Illustration pour le premier sondage SSR en vue des votations fédérales du 24 novembre 2024. [KEYSTONE - ALEXANDRA WEY/GAETAN BALLY/NOEMI CINELLI]
Illustration pour le premier sondage SSR en vue des votations fédérales du 24 novembre 2024. - [KEYSTONE - ALEXANDRA WEY/GAETAN BALLY/NOEMI CINELLI]
Plus de 60% des Suisses soutiennent pour l'heure le grand projet de réforme du financement des prestations de soins soumis au peuple le 24 novembre, montre le premier sondage SSR. Une courte majorité se prononce aussi en faveur de l'extension des autoroutes. Quant aux deux réformes du droit du bail, elles sont diversement appréciées.
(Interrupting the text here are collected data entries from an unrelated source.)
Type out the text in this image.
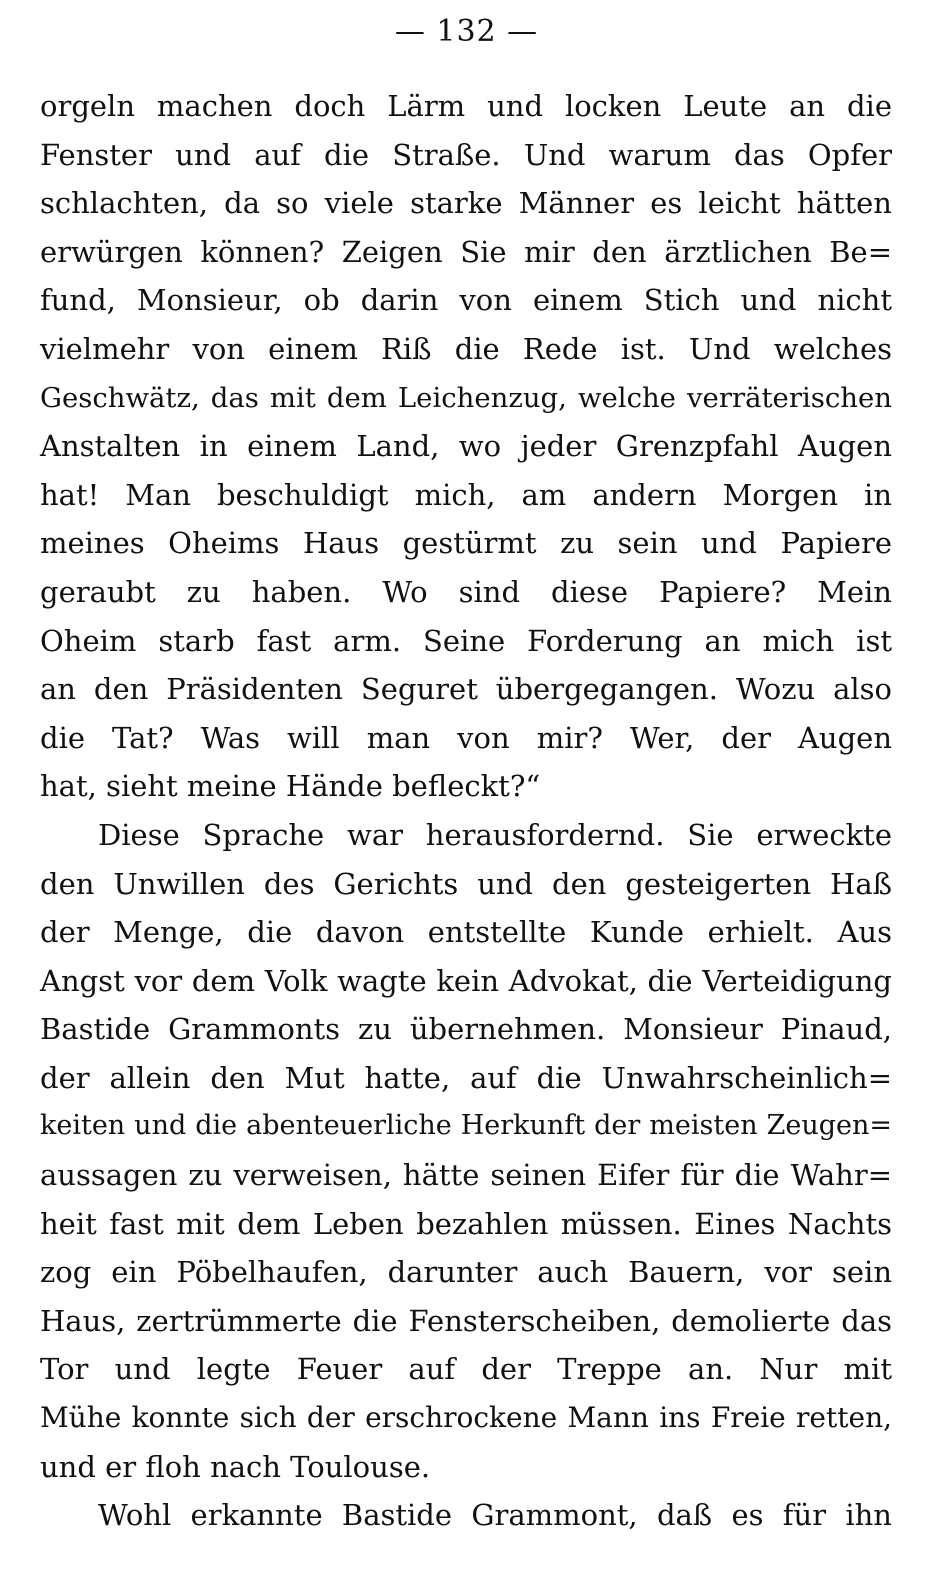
— 132 —
orgeln machen doch Lärm und locken Leute an die
Fenster und auf die Straße. Und warum das Opfer
schlachten, da so viele starke Männer es leicht hätten
erwürgen können? Zeigen Sie mir den ärztlichen Be=
fund, Monsieur, ob darin von einem Stich und nicht
vielmehr von einem Riß die Rede ist. Und welches
Geschwätz, das mit dem Leichenzug, welche verräterischen
Anstalten in einem Land, wo jeder Grenzpfahl Augen
hat! Man beschuldigt mich, am andern Morgen in
meines Oheims Haus gestürmt zu sein und Papiere
geraubt zu haben. Wo sind diese Papiere? Mein
Oheim starb fast arm. Seine Forderung an mich ist
an den Präsidenten Seguret übergegangen. Wozu also
die Tat? Was will man von mir? Wer, der Augen
hat, sieht meine Hände befleckt?“
Diese Sprache war herausfordernd. Sie erweckte
den Unwillen des Gerichts und den gesteigerten Haß
der Menge, die davon entstellte Kunde erhielt. Aus
Angst vor dem Volk wagte kein Advokat, die Verteidigung
Bastide Grammonts zu übernehmen. Monsieur Pinaud,
der allein den Mut hatte, auf die Unwahrscheinlich=
keiten und die abenteuerliche Herkunft der meisten Zeugen=
aussagen zu verweisen, hätte seinen Eifer für die Wahr=
heit fast mit dem Leben bezahlen müssen. Eines Nachts
zog ein Pöbelhaufen, darunter auch Bauern, vor sein
Haus, zertrümmerte die Fensterscheiben, demolierte das
Tor und legte Feuer auf der Treppe an. Nur mit
Mühe konnte sich der erschrockene Mann ins Freie retten,
und er floh nach Toulouse.
Wohl erkannte Bastide Grammont, daß es für ihn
Le projet de financement uniforme des prestations de santé ambulatoires et stationnaires (EFAS) paraît bien parti pour être accepté par le peuple, selon le premier sondage SSR publié vendredi. Il recueille 61% d'intentions de vote favorables, tandis que 26% des personnes interrogées s'y opposent. Mais la formation de l'opinion sur cet objet vaste et complexe est peu avancée et de nombreux Suisses et Suissesses se disent encore indécis.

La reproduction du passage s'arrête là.